AI systems are as good as the data for training. First, addressing the challenge of the unavailability of data significantly undermines AI development for trading. An increasing lack of data privacy and commercialization of data makes it more expensive to acquire the necessary data for machine learning and the generation of algorithms (Bacoyannis et al., 2018). Incorrectly trained AI systems for trading can lead to significant investment capital. Thus, it is essential to improve the legislation around AI data to enhance its availability and transparency. Adequate and accurate datasets are essential for tapping into AI systems’ analysis strengths for trading.

Enhance human-machine collaboration:

Some AI applications in finance including trading may reduce human roles. Nevertheless, a combination of human labour and AI-based decision support rather than100% automation is essential for sustainability. One reason for encouraging human roles in trading include the ability for a holistic view of the systems rather than AI automated systems that are trained to emphasize certain factors and not others. The particularity of AI analyses and the holistic view of human labour can combine to improve the outcomes of trading. Enhancing human-machine collaboration for trading would also fit the desired situation with increased AI implementation in many industries: improve human labour rather than replace it. Increased human-machine collaboration could help avoid or mitigate the risk of loss if an algorithm is trained on a period of low volatility and used in a period of high market volatility (“Potential and pitfalls of artificial intelligence in the trading environment,” 2018).

Support AI research and education:

An effective AI policy spanning education, regulation on data standards among other things could improve AI applications in trading. The development of capacity for AI educations and research through policies that encourage high-quality science educations, adequate infrastructure and knowledge sharing would enhance AI application in trading and beyond. Supporting a holistic view of AI could also help the government deal with economic inequalities and disparities that continue to plague the human race in different territories and states.

Improve the regulatory framework:

AI applications for trading are high risk because it is not easy to audit automated transactions. These may give room for people with malicious intentions to determine the outcomes (Bacoyannis et al., 2018). The lack of a strong regulatory framework may hinder the interpretation of law around AI for trading. A more uniform interpretation of the law ensures that every stakeholder in trading is aware of the consequences of their actions and their legal repercussions. A clearer regulatory framework would also improve data availability and use for AI training which is essential for their performance in any setting including trading of securities.

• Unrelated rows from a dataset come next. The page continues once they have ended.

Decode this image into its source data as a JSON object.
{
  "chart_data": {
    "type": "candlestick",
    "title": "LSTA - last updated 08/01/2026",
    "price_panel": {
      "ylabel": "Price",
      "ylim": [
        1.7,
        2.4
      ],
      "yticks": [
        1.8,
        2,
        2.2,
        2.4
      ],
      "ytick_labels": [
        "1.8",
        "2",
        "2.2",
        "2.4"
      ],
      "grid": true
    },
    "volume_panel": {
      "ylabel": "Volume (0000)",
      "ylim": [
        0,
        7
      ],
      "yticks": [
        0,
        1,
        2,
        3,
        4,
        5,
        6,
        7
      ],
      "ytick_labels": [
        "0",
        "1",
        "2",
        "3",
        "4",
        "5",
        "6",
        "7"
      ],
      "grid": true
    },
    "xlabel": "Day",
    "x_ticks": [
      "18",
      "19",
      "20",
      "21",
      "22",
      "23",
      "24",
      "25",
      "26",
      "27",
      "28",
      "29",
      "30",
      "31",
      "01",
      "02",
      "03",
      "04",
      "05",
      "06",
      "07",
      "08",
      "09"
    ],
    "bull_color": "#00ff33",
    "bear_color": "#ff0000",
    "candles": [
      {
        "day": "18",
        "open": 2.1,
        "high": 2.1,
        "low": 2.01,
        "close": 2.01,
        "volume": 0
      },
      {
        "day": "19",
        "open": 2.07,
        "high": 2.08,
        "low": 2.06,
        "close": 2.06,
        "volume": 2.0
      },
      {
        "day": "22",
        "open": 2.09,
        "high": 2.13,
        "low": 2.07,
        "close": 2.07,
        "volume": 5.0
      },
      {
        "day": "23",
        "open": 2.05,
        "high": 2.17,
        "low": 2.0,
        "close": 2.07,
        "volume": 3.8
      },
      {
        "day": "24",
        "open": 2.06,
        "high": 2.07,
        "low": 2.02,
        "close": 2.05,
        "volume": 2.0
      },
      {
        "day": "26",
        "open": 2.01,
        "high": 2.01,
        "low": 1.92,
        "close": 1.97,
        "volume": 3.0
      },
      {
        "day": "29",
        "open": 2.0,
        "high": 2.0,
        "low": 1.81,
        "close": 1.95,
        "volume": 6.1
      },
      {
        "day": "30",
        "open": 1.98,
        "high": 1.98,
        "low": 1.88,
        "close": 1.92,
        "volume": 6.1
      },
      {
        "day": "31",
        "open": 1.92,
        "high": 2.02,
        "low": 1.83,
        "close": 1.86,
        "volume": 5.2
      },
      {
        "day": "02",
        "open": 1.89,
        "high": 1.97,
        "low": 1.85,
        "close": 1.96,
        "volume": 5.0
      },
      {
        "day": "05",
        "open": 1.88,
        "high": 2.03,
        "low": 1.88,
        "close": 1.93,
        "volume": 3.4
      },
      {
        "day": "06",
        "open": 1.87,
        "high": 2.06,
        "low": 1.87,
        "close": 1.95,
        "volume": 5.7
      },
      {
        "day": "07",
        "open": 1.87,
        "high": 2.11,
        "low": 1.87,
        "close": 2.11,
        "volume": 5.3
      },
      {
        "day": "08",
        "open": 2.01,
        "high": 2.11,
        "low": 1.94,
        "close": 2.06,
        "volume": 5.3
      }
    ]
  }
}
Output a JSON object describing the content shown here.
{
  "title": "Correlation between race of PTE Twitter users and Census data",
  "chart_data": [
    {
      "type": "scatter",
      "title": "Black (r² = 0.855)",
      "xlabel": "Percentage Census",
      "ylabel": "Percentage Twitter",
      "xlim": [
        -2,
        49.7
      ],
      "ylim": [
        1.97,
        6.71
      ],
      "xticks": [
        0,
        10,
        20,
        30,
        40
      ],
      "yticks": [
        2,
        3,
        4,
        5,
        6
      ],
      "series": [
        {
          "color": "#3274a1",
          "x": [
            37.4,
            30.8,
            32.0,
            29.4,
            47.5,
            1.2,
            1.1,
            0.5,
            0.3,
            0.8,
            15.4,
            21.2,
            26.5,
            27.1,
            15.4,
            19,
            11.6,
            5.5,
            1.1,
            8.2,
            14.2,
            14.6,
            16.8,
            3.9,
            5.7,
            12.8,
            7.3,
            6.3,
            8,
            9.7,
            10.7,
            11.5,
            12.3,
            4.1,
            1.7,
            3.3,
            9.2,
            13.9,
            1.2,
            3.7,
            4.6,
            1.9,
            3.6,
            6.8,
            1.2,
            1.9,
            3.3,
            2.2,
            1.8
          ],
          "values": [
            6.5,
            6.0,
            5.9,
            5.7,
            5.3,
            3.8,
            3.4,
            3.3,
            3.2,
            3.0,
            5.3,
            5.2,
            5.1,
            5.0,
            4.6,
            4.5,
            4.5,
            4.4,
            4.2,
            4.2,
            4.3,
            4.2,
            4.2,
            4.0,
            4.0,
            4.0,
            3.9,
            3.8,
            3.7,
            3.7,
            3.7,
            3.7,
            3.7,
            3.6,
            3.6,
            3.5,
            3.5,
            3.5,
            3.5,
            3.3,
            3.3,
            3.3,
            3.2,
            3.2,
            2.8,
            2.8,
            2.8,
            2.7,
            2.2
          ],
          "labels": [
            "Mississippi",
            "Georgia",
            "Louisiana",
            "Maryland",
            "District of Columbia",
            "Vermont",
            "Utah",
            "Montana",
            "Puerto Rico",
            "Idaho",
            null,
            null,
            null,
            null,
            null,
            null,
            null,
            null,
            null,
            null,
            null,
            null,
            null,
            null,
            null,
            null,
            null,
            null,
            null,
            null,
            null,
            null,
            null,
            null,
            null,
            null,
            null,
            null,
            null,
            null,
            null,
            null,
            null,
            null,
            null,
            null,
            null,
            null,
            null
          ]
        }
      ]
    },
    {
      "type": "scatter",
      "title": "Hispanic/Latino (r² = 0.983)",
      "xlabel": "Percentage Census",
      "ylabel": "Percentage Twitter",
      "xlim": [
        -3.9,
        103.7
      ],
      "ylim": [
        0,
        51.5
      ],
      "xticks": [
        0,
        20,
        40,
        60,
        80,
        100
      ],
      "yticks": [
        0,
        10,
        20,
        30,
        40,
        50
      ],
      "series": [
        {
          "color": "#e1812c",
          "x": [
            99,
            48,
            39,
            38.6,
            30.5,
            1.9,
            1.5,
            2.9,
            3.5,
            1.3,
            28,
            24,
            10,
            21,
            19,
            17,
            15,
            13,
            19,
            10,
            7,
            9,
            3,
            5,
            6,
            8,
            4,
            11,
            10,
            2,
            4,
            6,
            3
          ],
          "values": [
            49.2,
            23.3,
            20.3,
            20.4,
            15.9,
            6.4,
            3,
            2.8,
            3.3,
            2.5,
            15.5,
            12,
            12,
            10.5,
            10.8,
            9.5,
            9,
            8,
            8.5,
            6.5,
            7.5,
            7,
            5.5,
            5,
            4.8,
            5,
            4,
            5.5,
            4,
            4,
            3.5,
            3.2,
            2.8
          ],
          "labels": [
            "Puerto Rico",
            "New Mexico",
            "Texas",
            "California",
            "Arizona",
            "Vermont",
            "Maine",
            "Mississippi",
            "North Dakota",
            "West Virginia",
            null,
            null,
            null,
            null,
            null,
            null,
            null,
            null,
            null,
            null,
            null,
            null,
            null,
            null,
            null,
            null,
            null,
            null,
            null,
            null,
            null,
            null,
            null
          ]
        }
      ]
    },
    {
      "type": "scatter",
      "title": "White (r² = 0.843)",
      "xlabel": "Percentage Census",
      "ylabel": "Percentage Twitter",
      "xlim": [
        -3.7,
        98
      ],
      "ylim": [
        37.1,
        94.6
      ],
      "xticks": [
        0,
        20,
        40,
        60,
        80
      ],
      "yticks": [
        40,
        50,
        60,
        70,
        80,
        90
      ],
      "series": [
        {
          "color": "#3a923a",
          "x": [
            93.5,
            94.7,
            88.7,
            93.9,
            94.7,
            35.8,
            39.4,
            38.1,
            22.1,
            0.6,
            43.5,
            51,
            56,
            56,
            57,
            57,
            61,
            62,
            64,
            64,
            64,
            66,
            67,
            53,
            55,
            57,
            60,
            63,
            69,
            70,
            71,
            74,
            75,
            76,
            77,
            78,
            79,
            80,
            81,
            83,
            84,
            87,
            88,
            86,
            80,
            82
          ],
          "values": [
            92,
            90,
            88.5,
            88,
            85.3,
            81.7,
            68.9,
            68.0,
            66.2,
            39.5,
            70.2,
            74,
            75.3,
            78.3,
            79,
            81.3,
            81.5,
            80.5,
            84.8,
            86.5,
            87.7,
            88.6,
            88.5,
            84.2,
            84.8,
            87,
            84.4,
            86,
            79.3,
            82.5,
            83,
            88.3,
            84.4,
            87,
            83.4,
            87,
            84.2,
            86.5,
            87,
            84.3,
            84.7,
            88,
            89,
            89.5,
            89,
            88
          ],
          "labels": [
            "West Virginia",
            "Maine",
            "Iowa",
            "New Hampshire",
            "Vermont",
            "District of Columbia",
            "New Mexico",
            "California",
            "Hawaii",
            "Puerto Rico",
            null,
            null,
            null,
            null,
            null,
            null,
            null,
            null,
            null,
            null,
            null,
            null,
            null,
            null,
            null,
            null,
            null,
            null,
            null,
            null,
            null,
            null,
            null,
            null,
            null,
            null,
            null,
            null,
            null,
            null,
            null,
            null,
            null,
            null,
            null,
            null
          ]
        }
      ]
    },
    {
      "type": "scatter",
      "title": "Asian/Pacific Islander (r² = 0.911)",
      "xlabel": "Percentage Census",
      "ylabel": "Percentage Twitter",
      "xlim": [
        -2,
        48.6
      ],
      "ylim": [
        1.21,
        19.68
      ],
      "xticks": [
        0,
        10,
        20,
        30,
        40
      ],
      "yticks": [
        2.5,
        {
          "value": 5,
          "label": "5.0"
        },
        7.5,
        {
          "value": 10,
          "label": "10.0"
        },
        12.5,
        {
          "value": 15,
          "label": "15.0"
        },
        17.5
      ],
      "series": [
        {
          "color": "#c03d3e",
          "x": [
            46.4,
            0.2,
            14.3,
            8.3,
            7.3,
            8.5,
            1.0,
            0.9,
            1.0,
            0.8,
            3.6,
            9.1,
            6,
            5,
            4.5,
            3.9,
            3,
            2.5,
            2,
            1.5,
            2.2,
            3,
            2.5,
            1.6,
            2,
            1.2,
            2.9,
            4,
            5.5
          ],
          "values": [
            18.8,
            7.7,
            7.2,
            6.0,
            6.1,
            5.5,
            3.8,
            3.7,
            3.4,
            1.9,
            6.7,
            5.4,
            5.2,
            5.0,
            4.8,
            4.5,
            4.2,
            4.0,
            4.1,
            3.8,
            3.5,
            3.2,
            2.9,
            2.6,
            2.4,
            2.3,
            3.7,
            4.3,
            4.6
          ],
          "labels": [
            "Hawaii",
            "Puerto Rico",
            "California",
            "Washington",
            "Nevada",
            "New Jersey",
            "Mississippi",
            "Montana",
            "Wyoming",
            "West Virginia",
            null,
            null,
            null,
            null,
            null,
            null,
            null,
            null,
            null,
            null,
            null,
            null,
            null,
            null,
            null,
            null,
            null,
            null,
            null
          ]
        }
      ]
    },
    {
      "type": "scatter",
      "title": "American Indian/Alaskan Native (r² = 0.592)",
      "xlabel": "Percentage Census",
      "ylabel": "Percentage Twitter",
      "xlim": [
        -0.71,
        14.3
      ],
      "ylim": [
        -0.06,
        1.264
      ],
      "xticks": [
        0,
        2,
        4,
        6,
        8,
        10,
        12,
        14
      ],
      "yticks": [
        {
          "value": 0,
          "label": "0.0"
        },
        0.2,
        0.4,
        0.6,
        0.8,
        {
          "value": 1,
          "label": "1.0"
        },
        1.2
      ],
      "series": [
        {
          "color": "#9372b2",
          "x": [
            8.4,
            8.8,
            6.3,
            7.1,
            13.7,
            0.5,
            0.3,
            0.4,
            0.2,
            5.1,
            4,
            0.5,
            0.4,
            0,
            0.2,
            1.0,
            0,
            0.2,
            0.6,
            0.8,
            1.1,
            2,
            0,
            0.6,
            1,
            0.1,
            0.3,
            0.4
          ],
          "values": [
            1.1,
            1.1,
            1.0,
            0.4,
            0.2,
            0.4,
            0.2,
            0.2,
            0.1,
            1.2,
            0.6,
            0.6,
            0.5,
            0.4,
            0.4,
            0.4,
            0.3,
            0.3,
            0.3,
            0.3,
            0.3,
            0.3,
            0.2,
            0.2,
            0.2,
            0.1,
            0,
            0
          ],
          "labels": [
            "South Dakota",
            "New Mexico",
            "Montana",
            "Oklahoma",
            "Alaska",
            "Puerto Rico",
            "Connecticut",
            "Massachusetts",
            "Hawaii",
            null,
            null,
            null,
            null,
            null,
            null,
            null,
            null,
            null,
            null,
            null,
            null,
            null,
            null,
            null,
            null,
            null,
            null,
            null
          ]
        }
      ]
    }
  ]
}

AI for trading is based on the ability of AI technologies like machine learning to analyze large amounts of data in seconds. The capabilities of AI enable the prediction of stock price fluctuation, stability, investments decisions support and pattern recognition. Some of the strengths of AI in trading include the ability to analyze big data in a short time, accurate forecasting, and easier analysis of fluctuations and recognition of patterns. Automated trading through AI also saves time. The challenges include lack of high-quality data, disjointed regulatory frameworks and widespread use would result in a reduction of gains. Some of the ways AI could be improved to enhance trading applications include enhanced support for AI education and infrastructure, augmenting human-machine collaboration opportunities. Further studies on the impacts of AI trading on market stability and the regulatory environment are encouraged to increase awareness of the possible implications of widespread AI use on the financial sector.